Maybe he would protect his "helpless" son

I was 40 at that time. I wasn't a life coach yet, but I'd studied psychology and even gotten certified as an NLP (Neuro-Linguistic Programming) practitioner. In addition, I was a pretty good actor. Sitting there on the living room floor, I began to cry in a helpless manner, "Daddy, I'm so confused! I have no idea what to do!" My father immediately replied in a gentle, reassuring voice, "It'll be okay, son. It'll be okay."

I was so effective in my performance that my mother, thinking that my father had done something to upset me, began to get angry with my father. I side-winked at her to let her know I was okay.

It worked

I had suggested that my mother move to Arizona for the time being. My father was refusing to move out of the house. So, in order to separate, which was the most immediately important thing to do, she would stay with my wife and me for a week or two before she found a place to stay in Arizona. My sister and brother were also living in the Phoenix Valley. It made a lot of sense.

Tense moments, but no more anger

There were some tense moments over the next two days where my mother was making many arrangements, like asking her brother and her sister-in-law to take care of her mother while she was away, which my mother had been doing. My mother was also packing up and deciding what she could take with her on the plane, including her beloved cat! But my father did not get angry again. 

A happier ending, and not any worse for my father

One of my mother's friends picked us up at my parent's home and with all my mother's "luggage," drove her, me, and the cat to the Nashville Airport, 80 miles away.

My father had no friends by himself. All his "friends" were through my mother. Also, my father was bipolar so that made it more problematic for him to live on his own. Eight months later my mother learned through her friends in her Tennessee neighborhood that my father had abandoned their home. She could return to her home in Tennessee. Every time I would talk with my mother on the phone, she would exclaim, "Why didn't you tell me how good my life would be without him!?"

My father went on to marry two more women, the first who left him after six months and the second who was going to divorce him, but he died first.

"I'm on holiday in Kunming."

One of the repeating adventures I enjoy here in Kunming is going to a new area of the city and talking with people on the street. With a friend and interpreter by my side, I will approach a stranger and say to them, through my interpreter, "Hi, my name is Dwight. I'm on holiday in Kunming. May I talk with you for a few minutes?"

Is it a lie or not?

"I'm on holiday in Kunming." No, it's not literally a lie. It is a holiday for me; I'm just doing it in my own city. However, I know that the stranger I'm talking with will assume that either I have recently come from another city in China or even from abroad. In this respect, since I know how my listener is likely to interpret it, I am lying.

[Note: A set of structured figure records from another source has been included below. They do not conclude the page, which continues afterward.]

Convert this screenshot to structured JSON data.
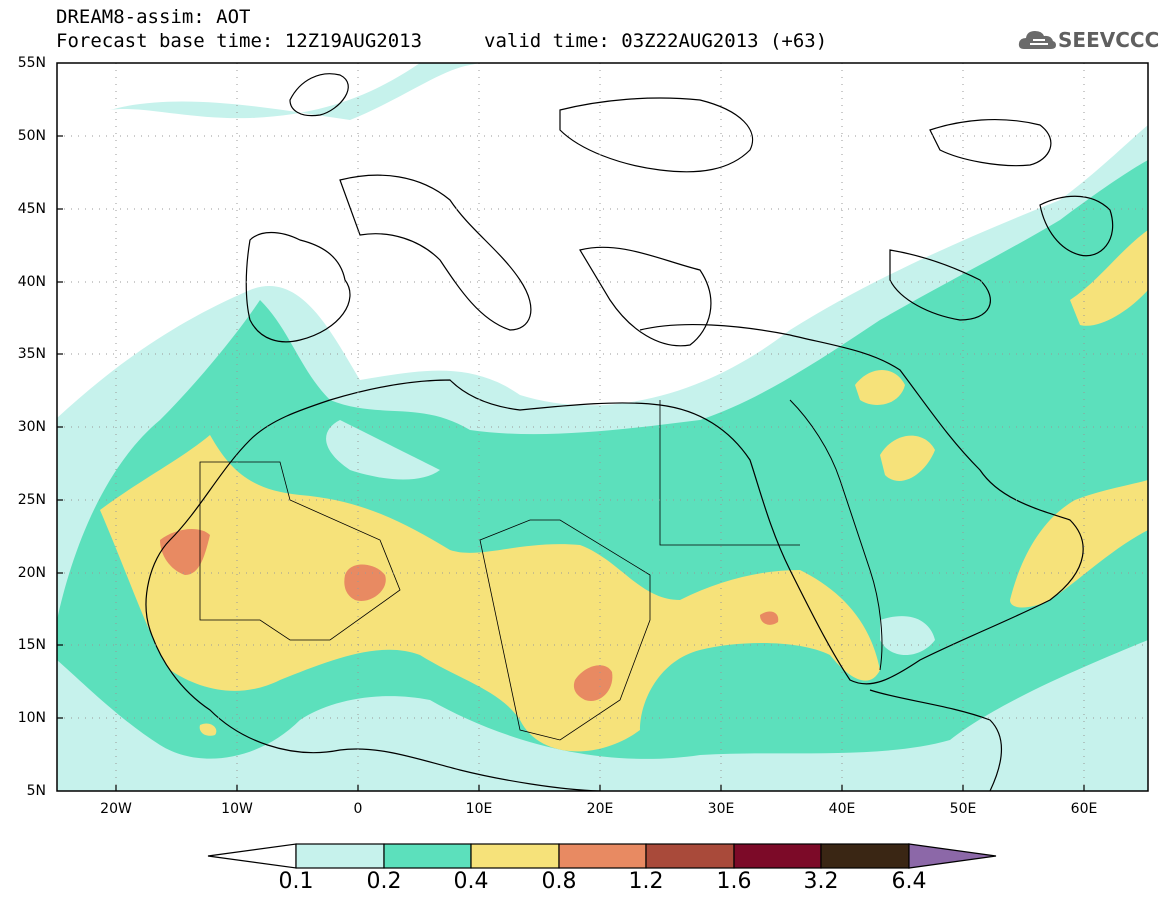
{
  "header": {
    "line1": "DREAM8-assim: AOT",
    "line2": "Forecast base time: 12Z19AUG2013",
    "valid": "valid time: 03Z22AUG2013 (+63)"
  },
  "logo": {
    "text": "SEEVCCC",
    "icon": "cloud-icon"
  },
  "map": {
    "lat_labels": [
      "55N",
      "50N",
      "45N",
      "40N",
      "35N",
      "30N",
      "25N",
      "20N",
      "15N",
      "10N",
      "5N"
    ],
    "lon_labels": [
      "20W",
      "10W",
      "0",
      "10E",
      "20E",
      "30E",
      "40E",
      "50E",
      "60E"
    ],
    "lon_range": [
      -25,
      65
    ],
    "lat_range": [
      5,
      55
    ],
    "grid": true
  },
  "colorbar": {
    "labels": [
      "0.1",
      "0.2",
      "0.4",
      "0.8",
      "1.2",
      "1.6",
      "3.2",
      "6.4"
    ],
    "colors": [
      "#c6f2ec",
      "#5ce0bc",
      "#f6e27a",
      "#e88a62",
      "#a94a3a",
      "#7c0a28",
      "#3a2614",
      "#8c68a8"
    ],
    "under_color": "#ffffff"
  }
}
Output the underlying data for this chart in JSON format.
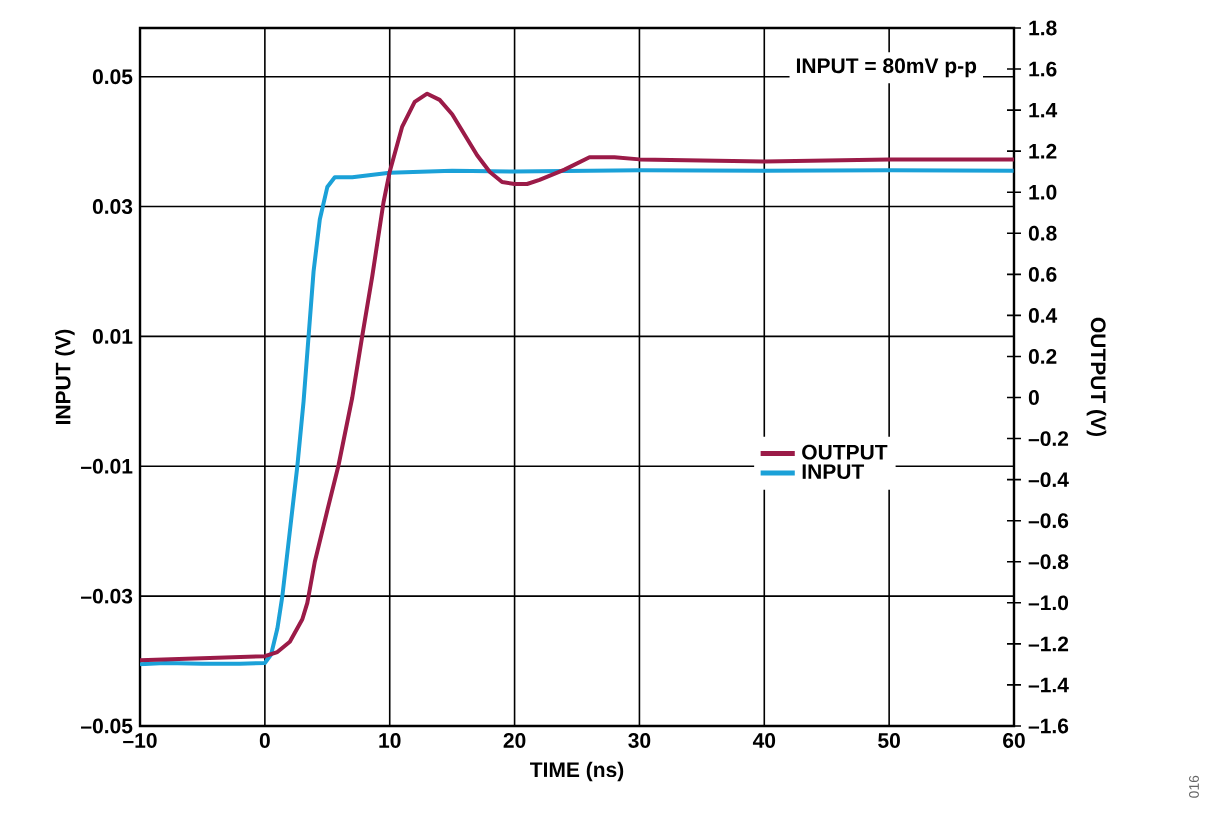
{
  "chart_data": {
    "type": "line",
    "xlabel": "TIME (ns)",
    "ylabel": "INPUT (V)",
    "y2label": "OUTPUT (V)",
    "annotations": [
      "INPUT = 80mV p-p",
      "016"
    ],
    "series": [
      {
        "name": "OUTPUT",
        "color": "#9b1b48",
        "axis": "y2",
        "x": [
          -10,
          -5,
          0,
          1,
          2,
          3,
          3.4,
          4,
          5,
          5.9,
          7,
          7.8,
          8.6,
          9.5,
          10,
          11,
          12,
          13,
          14,
          15,
          16,
          17,
          18,
          19,
          20,
          21,
          22,
          24,
          26,
          28,
          30,
          40,
          50,
          60
        ],
        "values": [
          -1.28,
          -1.27,
          -1.26,
          -1.24,
          -1.19,
          -1.08,
          -1.0,
          -0.8,
          -0.55,
          -0.33,
          0.0,
          0.3,
          0.59,
          0.95,
          1.1,
          1.32,
          1.44,
          1.48,
          1.45,
          1.38,
          1.28,
          1.18,
          1.1,
          1.05,
          1.04,
          1.04,
          1.06,
          1.11,
          1.17,
          1.17,
          1.16,
          1.15,
          1.16,
          1.16
        ]
      },
      {
        "name": "INPUT",
        "color": "#1ba1d8",
        "axis": "y",
        "x": [
          -10,
          -8,
          -5,
          -2,
          0,
          0.5,
          1,
          1.4,
          2,
          2.6,
          3.1,
          3.5,
          3.9,
          4.4,
          5,
          5.6,
          7,
          10,
          15,
          20,
          30,
          40,
          50,
          60
        ],
        "values": [
          -0.0405,
          -0.0403,
          -0.0404,
          -0.0404,
          -0.0403,
          -0.039,
          -0.035,
          -0.03,
          -0.02,
          -0.01,
          0.0,
          0.01,
          0.02,
          0.028,
          0.033,
          0.0345,
          0.0345,
          0.0352,
          0.0355,
          0.0354,
          0.0356,
          0.0355,
          0.0356,
          0.0355
        ]
      }
    ],
    "xlim": [
      -10,
      60
    ],
    "ylim": [
      -0.05,
      0.0575
    ],
    "y2lim": [
      -1.6,
      1.8
    ],
    "xticks": [
      {
        "value": -10,
        "label": "–10"
      },
      0,
      10,
      20,
      30,
      40,
      50,
      60
    ],
    "yticks": [
      {
        "value": -0.05,
        "label": "–0.05"
      },
      {
        "value": -0.03,
        "label": "–0.03"
      },
      {
        "value": -0.01,
        "label": "–0.01"
      },
      0.01,
      0.03,
      0.05
    ],
    "y2ticks": [
      {
        "value": -1.6,
        "label": "–1.6"
      },
      {
        "value": -1.4,
        "label": "–1.4"
      },
      {
        "value": -1.2,
        "label": "–1.2"
      },
      {
        "value": -1.0,
        "label": "–1.0"
      },
      {
        "value": -0.8,
        "label": "–0.8"
      },
      {
        "value": -0.6,
        "label": "–0.6"
      },
      {
        "value": -0.4,
        "label": "–0.4"
      },
      {
        "value": -0.2,
        "label": "–0.2"
      },
      0,
      0.2,
      0.4,
      0.6,
      0.8,
      {
        "value": 1.0,
        "label": "1.0"
      },
      1.2,
      1.4,
      1.6,
      1.8
    ],
    "grid": true,
    "legend": "right",
    "line_style": "solid"
  }
}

The benefits of lying in this circumstance

Why do I do this? Why not just tell them the truth upfront so that what they hear is likely to be more congruent with the truth, as in saying, "I live in Kunming, and I decided to explore a different part of the city for a day"?

If I did this, instead of "lying" to them by saying, "I'm on holiday in Kunming," they will not be so eager to engage with me as they are when they see me as a "special tourist from abroad" just on holiday in their city. I've tested this and I know. When I "lie" to them this way, our conversation, created with the help of my interpreter, becomes more exciting and interesting for both sides.

Before saying goodbye to them, I will adjust what I said at the beginning. "I am on holiday in Kunming, as I said before. But I also live in Kunming. Here's my card so that we can stay in touch if you like." They seem to be quite fine and happy about this un-lying disclosure.

Lie low, lie little...but when it makes sense, lie well with full integrity

I give the above examples of lying to indicate, not only how few circumstances exist, relatively speaking, where lying makes sense, but also to indicate the importance of lying well with integrity when you do decide that there's an opportunity to "lie for the greater good."